On Mon, Apr 18, 2022 at 10:04:42AM +0200, Markus Elfring scripsit:
You can do join _operations_,
I would appreciate further clarification for the distinction which you present here.
"Join" functionally means "get information from multiple sources and group it into a conceptually single result."
In an XML context, "source" can be "another part of the tree structure of this document", "another document" (= something with a different document uri property), or "something we got by an extension library" such as using the functions file:read(), db:open(), and so on.
This makes "source of information" too complex to define a standard operation you can call a join; having multiple sources of information is a built-in assumption of the language because the get-me-that functions are, like all the other functions, part of path expressions. On the unwelcome side, it's not a standard operation so you have to do your own debugging; on the welcome side it's flexible and general.
(Path expressions are made up of one or more expressions, and those are either functions or axis steps.)
but you aren't doing them on tables (unless you did extra work to represent the tables hierarchically)
Some “tables” can be transformed into XQuery sequences, can't they?

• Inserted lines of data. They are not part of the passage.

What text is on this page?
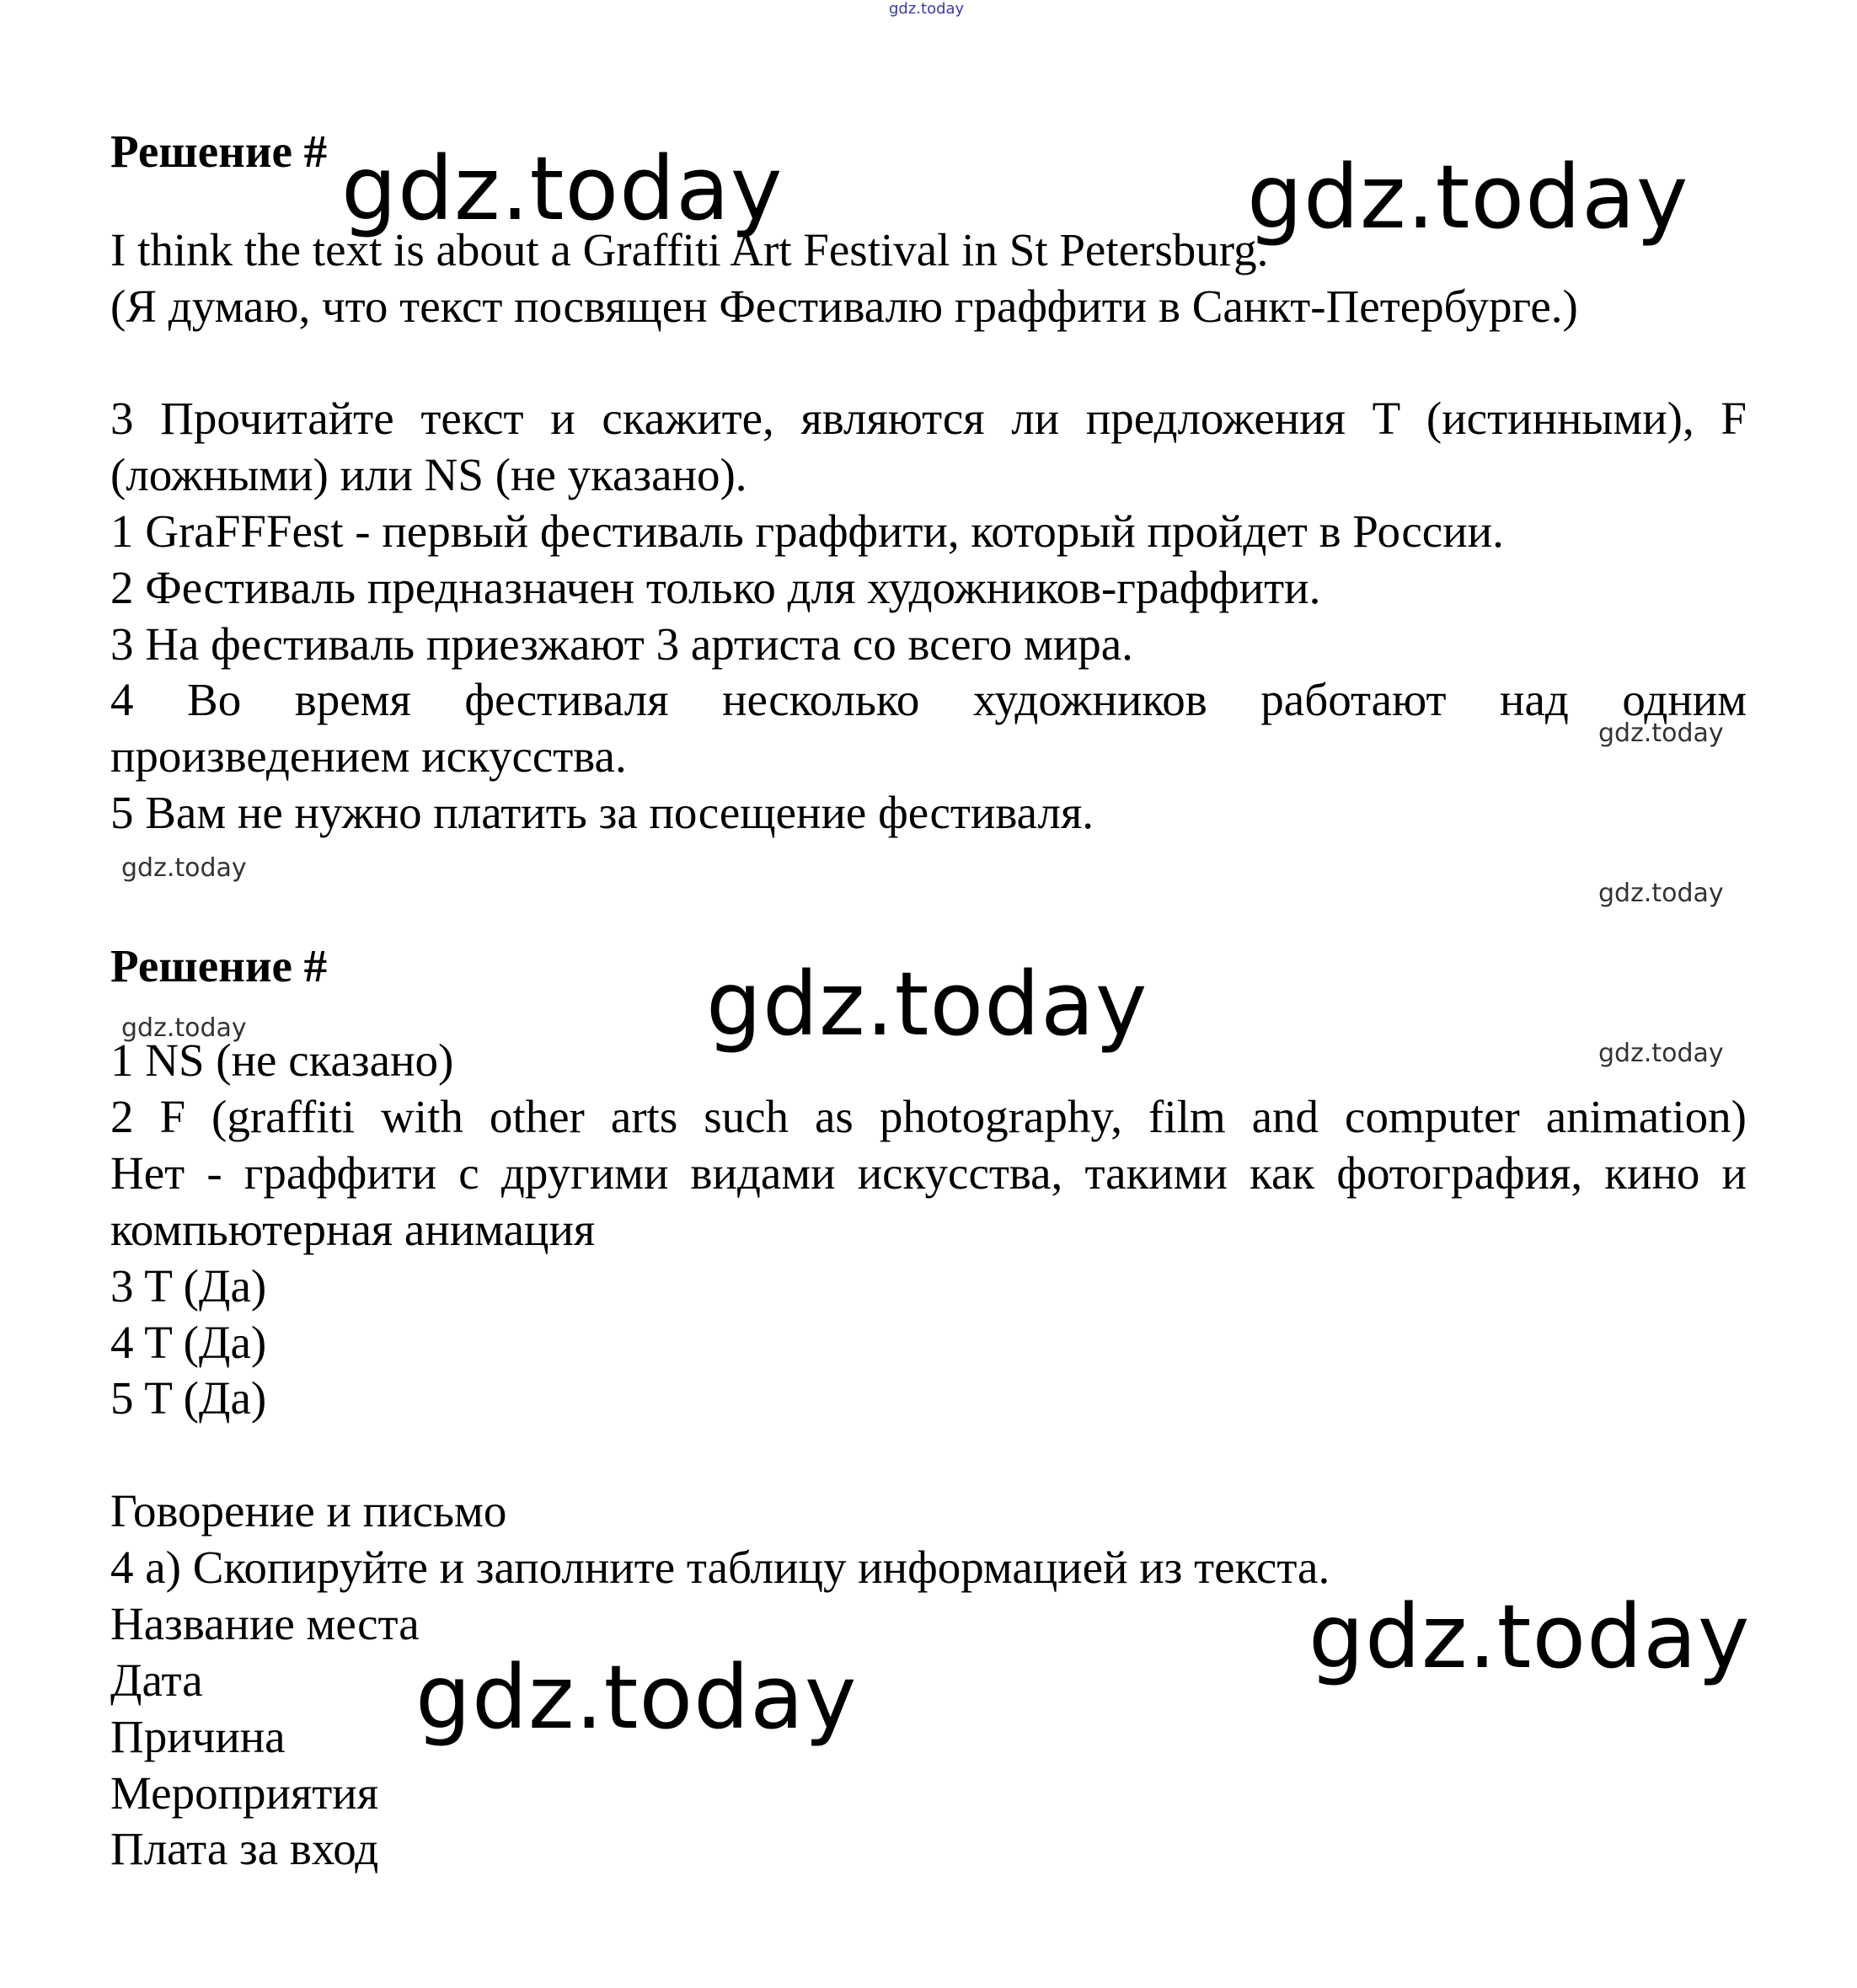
gdz.today
Решение #
I think the text is about a Graffiti Art Festival in St Petersburg.
(Я думаю, что текст посвящен Фестивалю граффити в Санкт-Петербурге.)
3 Прочитайте текст и скажите, являются ли предложения T (истинными), F
(ложными) или NS (не указано).
1 GraFFFest - первый фестиваль граффити, который пройдет в России.
2 Фестиваль предназначен только для художников-граффити.
3 На фестиваль приезжают 3 артиста со всего мира.
4 Во время фестиваля несколько художников работают над одним
произведением искусства.
5 Вам не нужно платить за посещение фестиваля.
Решение #
1 NS (не сказано)
2 F (graffiti with other arts such as photography, film and computer animation)
Нет - граффити с другими видами искусства, такими как фотография, кино и
компьютерная анимация
3 T (Да)
4 T (Да)
5 T (Да)
Говорение и письмо
4 a) Скопируйте и заполните таблицу информацией из текста.
Название места
Дата
Причина
Мероприятия
Плата за вход
gdz.today	gdz.today
gdz.today
gdz.today
gdz.today
gdz.today
gdz.today
gdz.today
gdz.today
gdz.today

Tables can be modeled as either lists of lists or as a grid. If you want to use lists of lists, you can make one row of the table a sequence but you can't have a sequence of sequences -- it will turn into a single sequence -- so you can't have a whole table that way.
It's doable using some combination of XML markup, maps, or arrays, but any table needs some specific representation.
and there's absolutely no need for the keywords because the existing more general mechanisms work fine.
I see further development challenges in this area for the safe and convenient application of join conditions (or constraints).
XML has sort of three layers of reliability.
The inner most is XML structure; if it parses, you know it's made out of nodes and the rules the nodes use. ("Well-formed document" = this is actually XML and can be parsed.)
Then you get "valid"; the well-formed document conforms to some schema. (If there is a schema! there doesn't have to be and there might not be.) This doesn't always help; it's quite possible that the schema allows things that don't make sense (arbitrarily deep nesting of lists) that you have to treat as an error condition for the processing.
Then you get "regular"; no amount of checking that the value is properly an xs:date and that the date of birth is less than or equal the present date and greater than some past date will save you from a clerical error that put today's date in the date of birth field two weeks ago. To be sure the processing makes sense, you have to have regular inputs, and that's hard.
Production code needs to look at "valid" and "regular" as distinct steps before it does stuff like joins. How depends on what you're doing.
I guess that you prefer to refer to them as “predicates within steps” so far (according to path expressions). https://www.w3.org/TR/xquery-31/#id-predicate
Predicates are part of path expressions, but still are not a join, because predicates reduce the sequence produced by either the infix expression (a function) or an axis step in this step of the path expression.
Finding the thing you want to join and performing the join -- producing a result that contains this thing and some other things -- are conceptually distinct, or at least I think so.
//unusual_element ! concat(base-uri(.),path(.))
Is close to the minimum case of a join; we take an element and stick the document uri of its containing document and the path to it in that document together. No predicates in the expression. It could be written
//unusual_element/concat(base-uri(.),path(.))
(because unusual_element is an element and thus a node and can go on the left of the path operator / which only works on nodes)
This join could be made more specific by putting a predicate on the first axis step in the XPath expression to test for associated id attribute values made up of eleven or twelve digits:
//unusual_element[matches(@id,'^\p{Nd}{11,12}$')]/concat(base-uri(),path(.))
The predicate constrains the path expression. It doesn't, strictly, join; it's not putting anything with anything else in some new arrangement or representation.
Use your functions to create maps where the keys come from that id element's string value.
Customised data structures can be created together with XQuery maps and arrays. But I find that a join operation would be needed before based on available identification data.
I think this needs an example because I don't quite understand your meaning here.
You could decide to skip the for clause and use
return $interesting_stuff1 ! my_fun:do_something(.,$interesting_stuff2(.),$interesting_stuff3(.))
instead.
How do you think about to work without an extra identification sequence variable?
Formally, ! is the "simple mapping operator"; everything in the sequence returned by the expression on the left becomes the context item in the expression on the right. (The context item is written as dot — . — by ancient XPath tradition.)
Less formally, "do this thing on the right to everything on the left"; it works the same way the minimal case of a for clause does, but it's XPath, not XQuery, so you can do it in an XPath expression. And it's less typing than the XPath for.
Will any further comparisons evolve for the provided functionality?
Don't think so. I find the trick with XQuery is to not fight with it about being some other language.
Internalizing the sequence concept takes work; …
Would you like to extend programming interfaces for the management of relationships with various entities?
I need an example here, because I'm not following what you mean.